1.1 On 27 March 2012, we published our decision on the new regulatory framework for the postal market ("the March 2012 statement"). (-1-) In this document we set out our decision to grant Royal Mail significant pricing freedom to help secure the ongoing provision of the universal postal service. At the heart of our proposals was the imposition of key safeguards, including a safeguard cap to ensure that vulnerable consumers are able to afford a basic universal service.
1.2 We decided in the March 2012 statement that the safeguard cap needed to cover all Second Class stamp products up to 2kg.

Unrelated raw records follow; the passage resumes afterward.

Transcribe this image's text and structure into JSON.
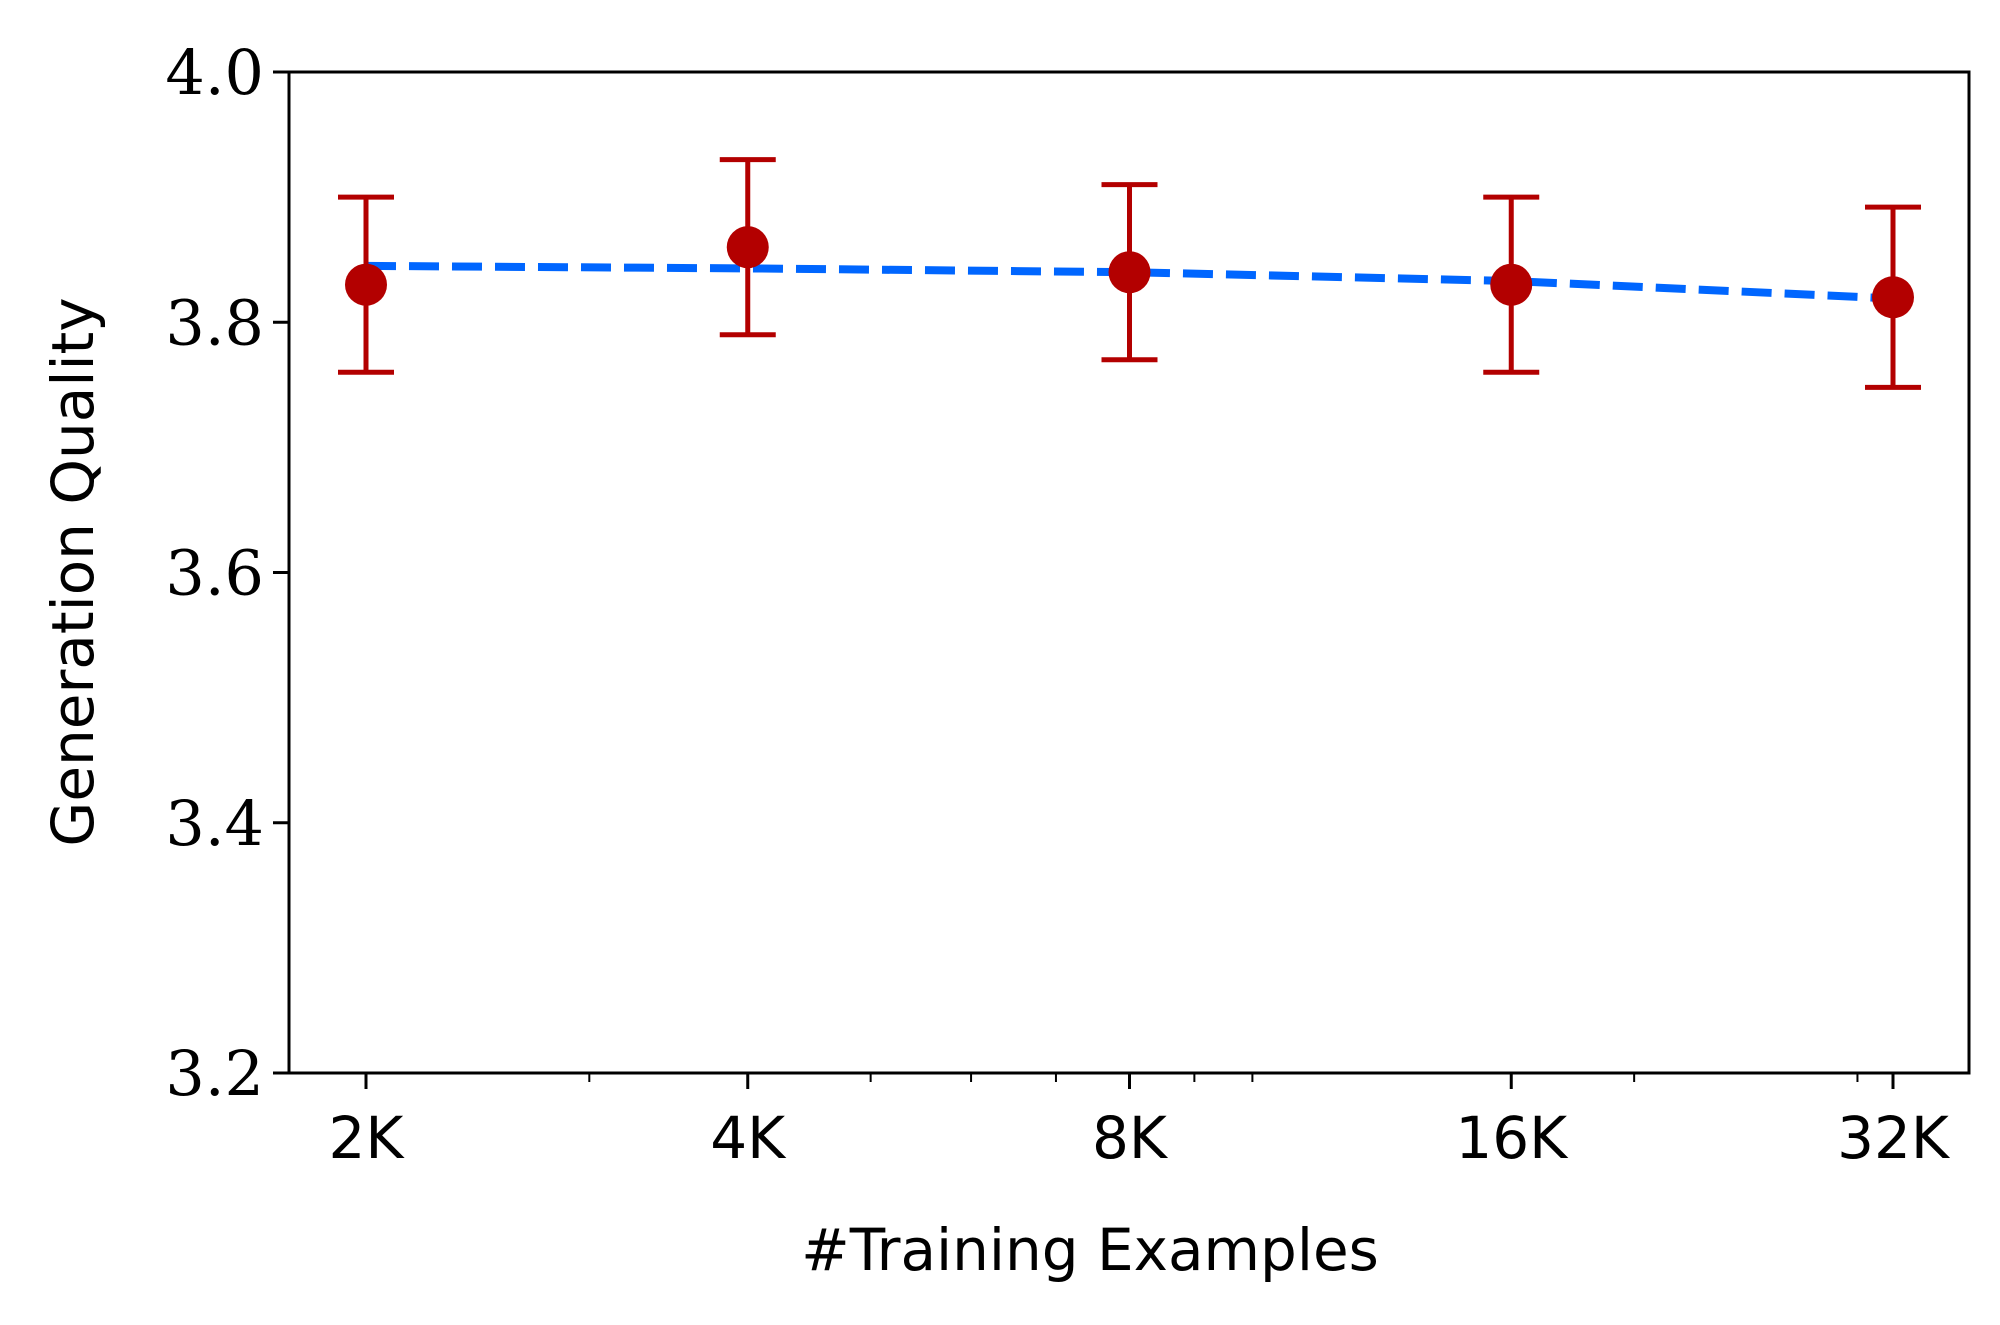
{
  "chart_data": {
    "type": "line",
    "title": "",
    "xlabel": "#Training Examples",
    "ylabel": "Generation Quality",
    "x_scale": "log2",
    "categories": [
      "2K",
      "4K",
      "8K",
      "16K",
      "32K"
    ],
    "x": [
      2000,
      4000,
      8000,
      16000,
      32000
    ],
    "ylim": [
      3.2,
      4.0
    ],
    "yticks": [
      "3.2",
      "3.4",
      "3.6",
      "3.8",
      "4.0"
    ],
    "yticks_values": [
      3.2,
      3.4,
      3.6,
      3.8,
      4.0
    ],
    "grid": false,
    "legend": "none",
    "series": [
      {
        "values": [
          3.83,
          3.86,
          3.84,
          3.83,
          3.82
        ],
        "error_lower": [
          3.76,
          3.79,
          3.77,
          3.76,
          3.748
        ],
        "error_upper": [
          3.9,
          3.93,
          3.91,
          3.9,
          3.892
        ],
        "color": "#b30000"
      }
    ],
    "trend": {
      "values": [
        3.845,
        3.843,
        3.84,
        3.833,
        3.819
      ],
      "style": "dashed",
      "color": "#0066ff"
    }
  }
}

We confirmed the form and level for the cap on the Second Class stamp Letter. (-2-) We set this cap at 55p, which represented a 53% increase on the stamp price at the time which was 36p (2011-12 prices). This cap applies for seven years and is subject to indexation at CPI.

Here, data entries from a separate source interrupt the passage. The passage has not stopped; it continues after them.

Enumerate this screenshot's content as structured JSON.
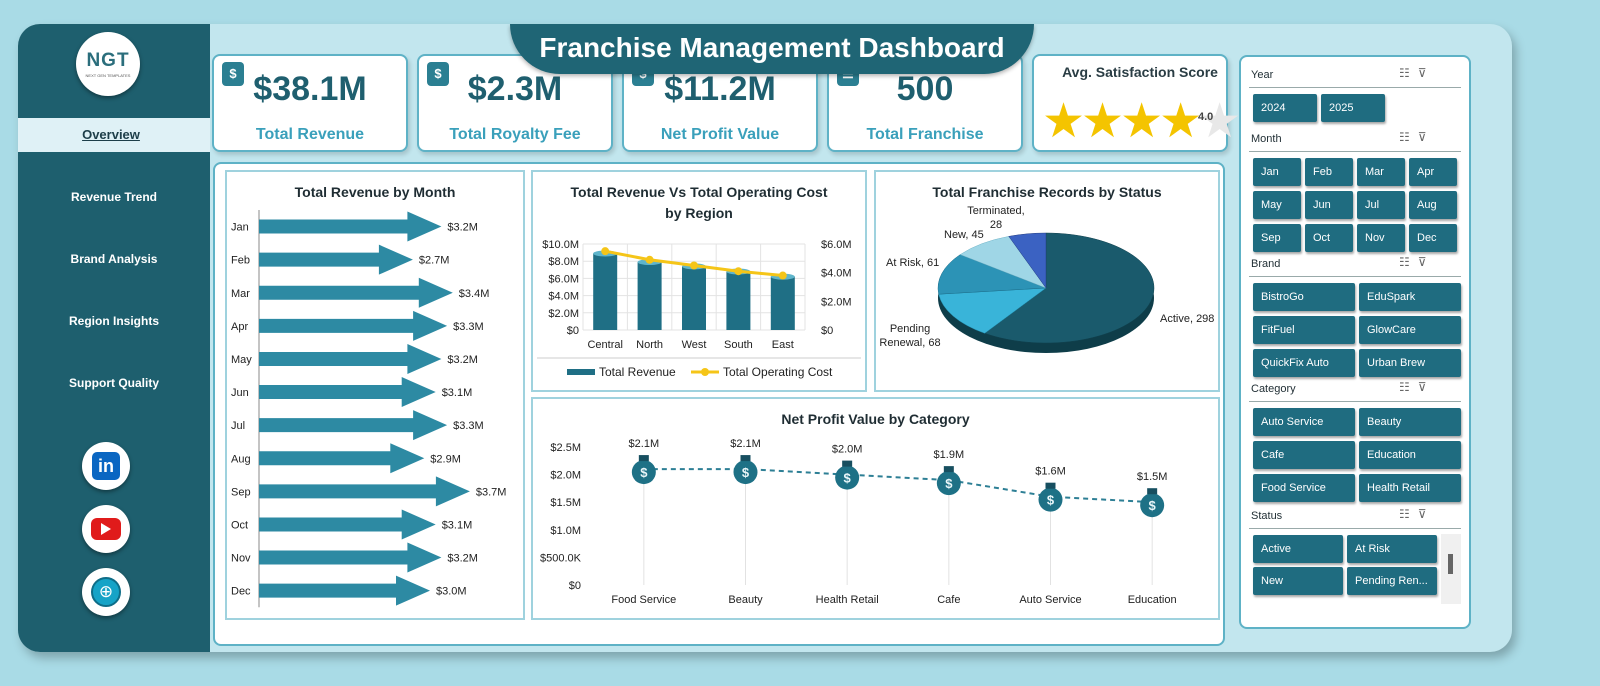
{
  "header": {
    "title": "Franchise Management Dashboard"
  },
  "sidebar": {
    "logo_text": "NGT",
    "logo_sub": "NEXT GEN TEMPLATES",
    "nav": [
      "Overview",
      "Revenue Trend",
      "Brand Analysis",
      "Region Insights",
      "Support Quality"
    ],
    "active": "Overview"
  },
  "kpis": [
    {
      "value": "$38.1M",
      "label": "Total Revenue",
      "icon": "money-bag-icon"
    },
    {
      "value": "$2.3M",
      "label": "Total Royalty Fee",
      "icon": "coin-bag-icon"
    },
    {
      "value": "$11.2M",
      "label": "Net Profit Value",
      "icon": "profit-bag-icon"
    },
    {
      "value": "500",
      "label": "Total Franchise",
      "icon": "checklist-icon"
    }
  ],
  "satisfaction": {
    "title": "Avg. Satisfaction Score",
    "value": "4.0",
    "rating": 4.0,
    "max": 5
  },
  "revenue_by_month": {
    "title": "Total Revenue  by Month",
    "months": [
      "Jan",
      "Feb",
      "Mar",
      "Apr",
      "May",
      "Jun",
      "Jul",
      "Aug",
      "Sep",
      "Oct",
      "Nov",
      "Dec"
    ],
    "labels": [
      "$3.2M",
      "$2.7M",
      "$3.4M",
      "$3.3M",
      "$3.2M",
      "$3.1M",
      "$3.3M",
      "$2.9M",
      "$3.7M",
      "$3.1M",
      "$3.2M",
      "$3.0M"
    ]
  },
  "region_chart": {
    "title_line1": "Total Revenue Vs Total Operating Cost",
    "title_line2": "by Region",
    "left_ticks": [
      "$10.0M",
      "$8.0M",
      "$6.0M",
      "$4.0M",
      "$2.0M",
      "$0"
    ],
    "right_ticks": [
      "$6.0M",
      "$4.0M",
      "$2.0M",
      "$0"
    ],
    "legend_revenue": "Total Revenue",
    "legend_cost": "Total Operating Cost"
  },
  "status_chart": {
    "title": "Total Franchise Records by Status",
    "slices": [
      {
        "name": "Active",
        "label": "Active, 298"
      },
      {
        "name": "Pending Renewal",
        "label_line1": "Pending",
        "label_line2": "Renewal, 68"
      },
      {
        "name": "At Risk",
        "label": "At Risk, 61"
      },
      {
        "name": "New",
        "label": "New, 45"
      },
      {
        "name": "Terminated",
        "label_line1": "Terminated,",
        "label_line2": "28"
      }
    ]
  },
  "category_chart": {
    "title": "Net Profit Value by Category",
    "y_ticks": [
      "$2.5M",
      "$2.0M",
      "$1.5M",
      "$1.0M",
      "$500.0K",
      "$0"
    ],
    "labels": [
      "$2.1M",
      "$2.1M",
      "$2.0M",
      "$1.9M",
      "$1.6M",
      "$1.5M"
    ]
  },
  "slicers": {
    "year": {
      "title": "Year",
      "items": [
        "2024",
        "2025"
      ]
    },
    "month": {
      "title": "Month",
      "items": [
        "Jan",
        "Feb",
        "Mar",
        "Apr",
        "May",
        "Jun",
        "Jul",
        "Aug",
        "Sep",
        "Oct",
        "Nov",
        "Dec"
      ]
    },
    "brand": {
      "title": "Brand",
      "items": [
        "BistroGo",
        "EduSpark",
        "FitFuel",
        "GlowCare",
        "QuickFix Auto",
        "Urban Brew"
      ]
    },
    "category": {
      "title": "Category",
      "items": [
        "Auto Service",
        "Beauty",
        "Cafe",
        "Education",
        "Food Service",
        "Health Retail"
      ]
    },
    "status": {
      "title": "Status",
      "items": [
        "Active",
        "At Risk",
        "New",
        "Pending Ren..."
      ]
    }
  },
  "chart_data": [
    {
      "type": "bar",
      "title": "Total Revenue  by Month",
      "orientation": "horizontal",
      "categories": [
        "Jan",
        "Feb",
        "Mar",
        "Apr",
        "May",
        "Jun",
        "Jul",
        "Aug",
        "Sep",
        "Oct",
        "Nov",
        "Dec"
      ],
      "values": [
        3.2,
        2.7,
        3.4,
        3.3,
        3.2,
        3.1,
        3.3,
        2.9,
        3.7,
        3.1,
        3.2,
        3.0
      ]
    },
    {
      "type": "bar",
      "title": "Total Revenue Vs Total Operating Cost by Region",
      "categories": [
        "Central",
        "North",
        "West",
        "South",
        "East"
      ],
      "series": [
        {
          "name": "Total Revenue",
          "type": "bar",
          "axis": "left",
          "values": [
            8.9,
            7.9,
            7.4,
            6.8,
            6.2
          ]
        },
        {
          "name": "Total Operating Cost",
          "type": "line",
          "axis": "right",
          "values": [
            5.5,
            4.9,
            4.5,
            4.1,
            3.8
          ]
        }
      ],
      "ylim": [
        0,
        10
      ],
      "y2lim": [
        0,
        6
      ],
      "legend": "bottom",
      "grid": true
    },
    {
      "type": "pie",
      "title": "Total Franchise Records by Status",
      "categories": [
        "Active",
        "Pending Renewal",
        "At Risk",
        "New",
        "Terminated"
      ],
      "values": [
        298,
        68,
        61,
        45,
        28
      ]
    },
    {
      "type": "line",
      "title": "Net Profit Value by Category",
      "categories": [
        "Food Service",
        "Beauty",
        "Health Retail",
        "Cafe",
        "Auto Service",
        "Education"
      ],
      "values": [
        2.1,
        2.1,
        2.0,
        1.9,
        1.6,
        1.5
      ],
      "ylim": [
        0,
        2.5
      ]
    }
  ],
  "colors": {
    "teal_dark": "#1f6575",
    "teal": "#2b8aa3",
    "accent_yellow": "#f4c400",
    "line_cost": "#f5c518"
  }
}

1.3 We also noted we would consult on the structure, form and level of the safeguard cap for Second Class Large Letters (-3-) and packets up to 2kg. As a result we published a consultation on 27 April 2012 that set out our proposals in this regard for these products ("the April 2012 consultation"). (-4-) Designing such a cap is slightly more complex compared to the cap applied to Second Class stamp Letters, as Royal Mail offers Large Letter, packet and Standard Parcel products at a variety of different weights.
1.4 We proposed a simple basket approach that would give Royal Mail flexibility to set the structure of individual prices subject to a cap on the maximum overall price increase for users of Second Class stamp Large Letters and packet products up to 2kg.

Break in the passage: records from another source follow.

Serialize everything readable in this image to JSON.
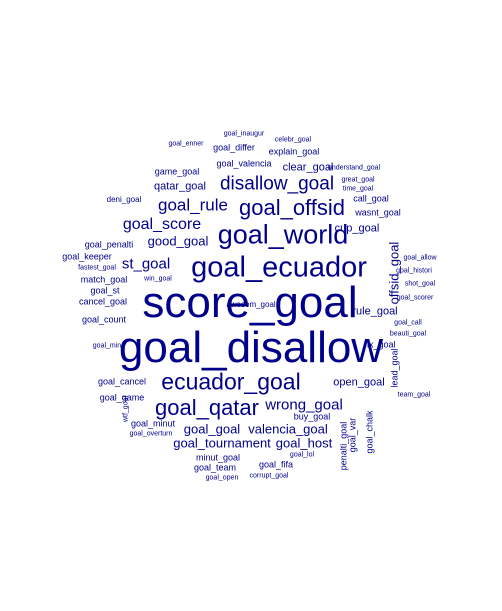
{
  "color": "#00008b",
  "words": [
    {
      "text": "goal_disallow",
      "orientation": "horizontal"
    },
    {
      "text": "score_goal",
      "orientation": "horizontal"
    },
    {
      "text": "goal_ecuador",
      "orientation": "horizontal"
    },
    {
      "text": "goal_world",
      "orientation": "horizontal"
    },
    {
      "text": "ecuador_goal",
      "orientation": "horizontal"
    },
    {
      "text": "goal_offsid",
      "orientation": "horizontal"
    },
    {
      "text": "goal_qatar",
      "orientation": "horizontal"
    },
    {
      "text": "disallow_goal",
      "orientation": "horizontal"
    },
    {
      "text": "goal_rule",
      "orientation": "horizontal"
    },
    {
      "text": "goal_score",
      "orientation": "horizontal"
    },
    {
      "text": "st_goal",
      "orientation": "horizontal"
    },
    {
      "text": "wrong_goal",
      "orientation": "horizontal"
    },
    {
      "text": "goal_goal",
      "orientation": "horizontal"
    },
    {
      "text": "valencia_goal",
      "orientation": "horizontal"
    },
    {
      "text": "goal_tournament",
      "orientation": "horizontal"
    },
    {
      "text": "goal_host",
      "orientation": "horizontal"
    },
    {
      "text": "good_goal",
      "orientation": "horizontal"
    },
    {
      "text": "cup_goal",
      "orientation": "horizontal"
    },
    {
      "text": "open_goal",
      "orientation": "horizontal"
    },
    {
      "text": "rule_goal",
      "orientation": "horizontal"
    },
    {
      "text": "offsid_goal",
      "orientation": "vertical"
    },
    {
      "text": "clear_goal",
      "orientation": "horizontal"
    },
    {
      "text": "qatar_goal",
      "orientation": "horizontal"
    },
    {
      "text": "explain_goal",
      "orientation": "horizontal"
    },
    {
      "text": "goal_valencia",
      "orientation": "horizontal"
    },
    {
      "text": "minut_goal",
      "orientation": "horizontal"
    },
    {
      "text": "goal_fifa",
      "orientation": "horizontal"
    },
    {
      "text": "match_goal",
      "orientation": "horizontal"
    },
    {
      "text": "cancel_goal",
      "orientation": "horizontal"
    },
    {
      "text": "goal_cancel",
      "orientation": "horizontal"
    },
    {
      "text": "goal_game",
      "orientation": "horizontal"
    },
    {
      "text": "goal_team",
      "orientation": "horizontal"
    },
    {
      "text": "buy_goal",
      "orientation": "horizontal"
    },
    {
      "text": "goal_var",
      "orientation": "vertical"
    },
    {
      "text": "penalti_goal",
      "orientation": "vertical"
    },
    {
      "text": "goal_chalk",
      "orientation": "vertical"
    },
    {
      "text": "lead_goal",
      "orientation": "vertical"
    },
    {
      "text": "fix_goal",
      "orientation": "horizontal"
    },
    {
      "text": "goal_count",
      "orientation": "horizontal"
    },
    {
      "text": "goal_penalti",
      "orientation": "horizontal"
    },
    {
      "text": "goal_st",
      "orientation": "horizontal"
    },
    {
      "text": "game_goal",
      "orientation": "horizontal"
    },
    {
      "text": "goal_differ",
      "orientation": "horizontal"
    },
    {
      "text": "wasnt_goal",
      "orientation": "horizontal"
    },
    {
      "text": "call_goal",
      "orientation": "horizontal"
    },
    {
      "text": "goal_minut",
      "orientation": "horizontal"
    },
    {
      "text": "goal_keeper",
      "orientation": "horizontal"
    },
    {
      "text": "deni_goal",
      "orientation": "horizontal"
    },
    {
      "text": "goal_enner",
      "orientation": "horizontal"
    },
    {
      "text": "goal_inaugur",
      "orientation": "horizontal"
    },
    {
      "text": "celebr_goal",
      "orientation": "horizontal"
    },
    {
      "text": "understand_goal",
      "orientation": "horizontal"
    },
    {
      "text": "great_goal",
      "orientation": "horizontal"
    },
    {
      "text": "time_goal",
      "orientation": "horizontal"
    },
    {
      "text": "goal_allow",
      "orientation": "horizontal"
    },
    {
      "text": "goal_histori",
      "orientation": "horizontal"
    },
    {
      "text": "shot_goal",
      "orientation": "horizontal"
    },
    {
      "text": "goal_scorer",
      "orientation": "horizontal"
    },
    {
      "text": "goal_call",
      "orientation": "horizontal"
    },
    {
      "text": "beauti_goal",
      "orientation": "horizontal"
    },
    {
      "text": "team_goal",
      "orientation": "horizontal"
    },
    {
      "text": "fastest_goal",
      "orientation": "horizontal"
    },
    {
      "text": "win_goal",
      "orientation": "horizontal"
    },
    {
      "text": "goal_min",
      "orientation": "horizontal"
    },
    {
      "text": "wtf_goal",
      "orientation": "vertical"
    },
    {
      "text": "goal_overturn",
      "orientation": "horizontal"
    },
    {
      "text": "goal_lol",
      "orientation": "horizontal"
    },
    {
      "text": "corrupt_goal",
      "orientation": "horizontal"
    },
    {
      "text": "goal_open",
      "orientation": "horizontal"
    },
    {
      "text": "awesom_goal",
      "orientation": "horizontal"
    }
  ]
}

1.5 In considering the level of the cap, we noted that in general consumers buy Large Letter and packet products even less frequently than Letters and have a low weekly spend on these products (when this is averaged across the year). Therefore we proposed that it was appropriate to set the cap at the same price increase as for Letters (53% plus CPI). This would limit the maximum increase over a seven year period to protect consumers from very significant increases in the cost of these products, while giving Royal Mail sufficient flexibility as part of our overall approach to price deregulation.
1.6 In this document, we consider responses from stakeholders to our proposals and set out our conclusions. The majority of respondents were concerned about the level of price rises that could occur under our proposals. Consumer Focus and the CWU reiterated their concerns that higher prices could result in these universal services no longer being affordable. However, respondents did not provide any specific evidence that the proposed levels for the safeguard cap were unaffordable.
1.7 Royal Mail reiterated its arguments that such a cap on Large Letters and packets was unnecessary. It was also concerned that the cap should be set at a level that enabled it to set prices that respond to market conditions and cover its costs in the growing packets markets. Royal Mail did not in our view demonstrate that the proposed level of the cap would prevent it meeting these objectives.
1.8 We have concluded that we will, as proposed, set the level of the safeguard cap at a 53% increase over 2011-12 prices for the seven year duration of the regulatory framework, increasing with CPI inflation.